Practice Makes Perfect (When in Rome, #2)(81)



“Did you meet someone, Will?”

“Sort of.”

“And you’re scared?”

“A little. I’ve generally tried to not need anyone since I was a kid and realized that needing people usually ends in something painful.”

There’s a taut silence. “Hey, Will?”

“Hmm?”

“I don’t think I’ve ever really said thank you before. For everything you were to me and did for me growing up.” I sit silent, unable to form any words. Ethan continues, “I’m not sure I ever realized the differences in our childhood quite as much as just now when you said that. Because I don’t have the same reaction toward needing people as you do—largely because when I needed you, you were always there for me.”

“I wasn’t there for you when I left after high school and joined the military.”

“Are you kidding me? You sent money home to me every month. You even made it back to see me off to prom. You might not have been there day in and day out after you left home, but I never doubted that you were always one phone call away and you’d drop everything to be there for me. So…thank you.”

I swallow and clench my jaws—only barely managing to get my words out without tears. “No problem.”

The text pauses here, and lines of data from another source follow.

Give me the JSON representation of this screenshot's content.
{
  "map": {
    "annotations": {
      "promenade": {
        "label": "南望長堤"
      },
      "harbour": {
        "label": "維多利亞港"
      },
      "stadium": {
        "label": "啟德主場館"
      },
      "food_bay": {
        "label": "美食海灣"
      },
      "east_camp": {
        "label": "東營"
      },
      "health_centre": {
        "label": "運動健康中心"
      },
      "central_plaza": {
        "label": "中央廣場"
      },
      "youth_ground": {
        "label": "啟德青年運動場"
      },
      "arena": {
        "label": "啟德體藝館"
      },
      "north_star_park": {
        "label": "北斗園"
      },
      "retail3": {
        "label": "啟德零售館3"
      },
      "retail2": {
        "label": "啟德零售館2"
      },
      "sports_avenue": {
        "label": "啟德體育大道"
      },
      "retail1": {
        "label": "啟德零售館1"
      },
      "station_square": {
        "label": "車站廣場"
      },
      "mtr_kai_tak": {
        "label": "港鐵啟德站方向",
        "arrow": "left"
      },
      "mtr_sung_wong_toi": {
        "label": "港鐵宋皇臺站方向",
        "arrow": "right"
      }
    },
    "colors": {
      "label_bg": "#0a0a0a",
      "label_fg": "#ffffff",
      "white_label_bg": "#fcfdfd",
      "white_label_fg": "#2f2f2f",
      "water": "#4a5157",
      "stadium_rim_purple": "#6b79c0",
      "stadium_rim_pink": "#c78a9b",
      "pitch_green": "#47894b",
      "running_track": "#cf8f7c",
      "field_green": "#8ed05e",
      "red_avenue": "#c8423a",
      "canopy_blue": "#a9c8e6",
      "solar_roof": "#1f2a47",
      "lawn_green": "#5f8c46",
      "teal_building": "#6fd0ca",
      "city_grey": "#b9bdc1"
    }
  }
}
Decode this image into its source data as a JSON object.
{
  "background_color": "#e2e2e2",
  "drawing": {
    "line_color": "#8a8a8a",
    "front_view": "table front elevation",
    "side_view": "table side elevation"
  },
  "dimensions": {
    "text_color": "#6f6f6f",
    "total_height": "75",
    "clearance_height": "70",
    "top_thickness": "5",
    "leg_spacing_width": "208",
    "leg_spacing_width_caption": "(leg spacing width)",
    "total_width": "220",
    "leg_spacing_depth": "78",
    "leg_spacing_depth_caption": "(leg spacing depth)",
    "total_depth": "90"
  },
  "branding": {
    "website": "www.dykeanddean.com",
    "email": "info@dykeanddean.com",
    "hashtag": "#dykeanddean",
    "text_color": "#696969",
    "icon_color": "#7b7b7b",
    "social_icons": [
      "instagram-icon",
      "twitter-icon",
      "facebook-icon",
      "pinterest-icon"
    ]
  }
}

Ethan chuckles lightly, understanding how deeply uncomfortable I am with, well, feeling my feelings. He has mercy on me. “All right. Now tell me about her,” he says, and I hear the smile in his voice. I imagine it’s smug and over-the-top. I wish I could withhold information about Annie just to piss him off, but unfortunately, I’ve been dying to talk to someone about her for weeks now.

“She’s cute. Like in that wholesome, blindingly happy sort of way—but she has so much grit under the surface that it makes her almost dangerous. She’s kind and empathetic, and so damn passionate and exciting in a way I’ve never really known before…and she’s way too good for me.”

He laughs. “So you love her?”

“That’s why I called you, Mr. Hannah. I don’t know. I don’t know that I’m even capable of love. I mean…you were there, Ethan. You were right beside me when we had to close ourselves in my room and blare our radio just so we didn’t hear the screaming matches between Mom and Dad. You heard the way he talked to her and how she would throw things at him. I’m so scared that’ll end up being me one day, and I won’t be able to leave. I’ll be just like them—stuck in a loveless toxic relationship that doesn’t seem to have an exit. How the hell did you get over that?”

“Quite frankly, therapy.”

“Shit.”

“Yeah. We had dysfunctional parents, Will. We spent our entire adolescence in an emotionally unstable environment and were made to feel like we were the problems most of the time. You more than me, obviously, because you shielded me from a lot. It’s not something you just get over or choose to un-feel. And I think the day I came to terms with that was when I started truly healing. I’ll never be able to shove it down with some elbow grease. It’s going to take time, and work, and patience from my partner as I unpack it.”

“I hear you, but I spent most of my life feeling absolutely miserable every day. I don’t want to risk that ever happening again.” Even though in my heart I know that Annie doesn’t have the same hurtful traits my parents had.

“Will, we were children. We didn’t have a choice. But you’re an adult now—you always have the choice to leave a bad situation.”

“What if I can’t see that it’s bad?”

“I’ll tell you.”

“What if I’ll be the one that’s bad for Annie? What if I’m like Mom and Dad and the only way to protect Annie is to not let myself have her?”

“Shit, Will. Have you been carrying that thought around this whole time? Is that why you’ve never settled down with anyone?”

My silence answers that question.

“That’s a lie. You are a good person, with a damn good heart. You deserve love and to give love.”

I have to clear my throat against the lump. And I wipe my face because apparently I’m sweating out of my eyes. “Thanks, man.”

“Now, here’s the flip side from a divorce lawyer: I’m still not convinced marriage is for everyone. So if you’re one of those people it’s not for, Will, that’s okay. It doesn’t make you a bad person or less worthy of happiness, or even love, than anyone else out there. It means you had a messier start in life than most people. However”—he says with emphasis—“if you are one of those people who always said he would hate it and then changed his mind—that’s okay too. Just be honest with yourself about what you need, or else you’re going to be miserable in or out of love.”

I chuckle and shake my head. “And you said you’re not good at six A.M.”

“Yeah, well, don’t make it a habit.”

“Ethan?”

“Hmm?”

“I do love her. And I’m scared to death.”

Ethan’s sigh is dramatically long. “I’ll give you the name of my therapist. She does virtual appointments too. Might want to consider twice a week for a while.”

I laugh and wish I were near enough to give my brother a hug. I miss him and suddenly have the distinct feeling that I’ve kept myself too busy. That maybe the safety I thought my constant work was bringing me was actually hurting me.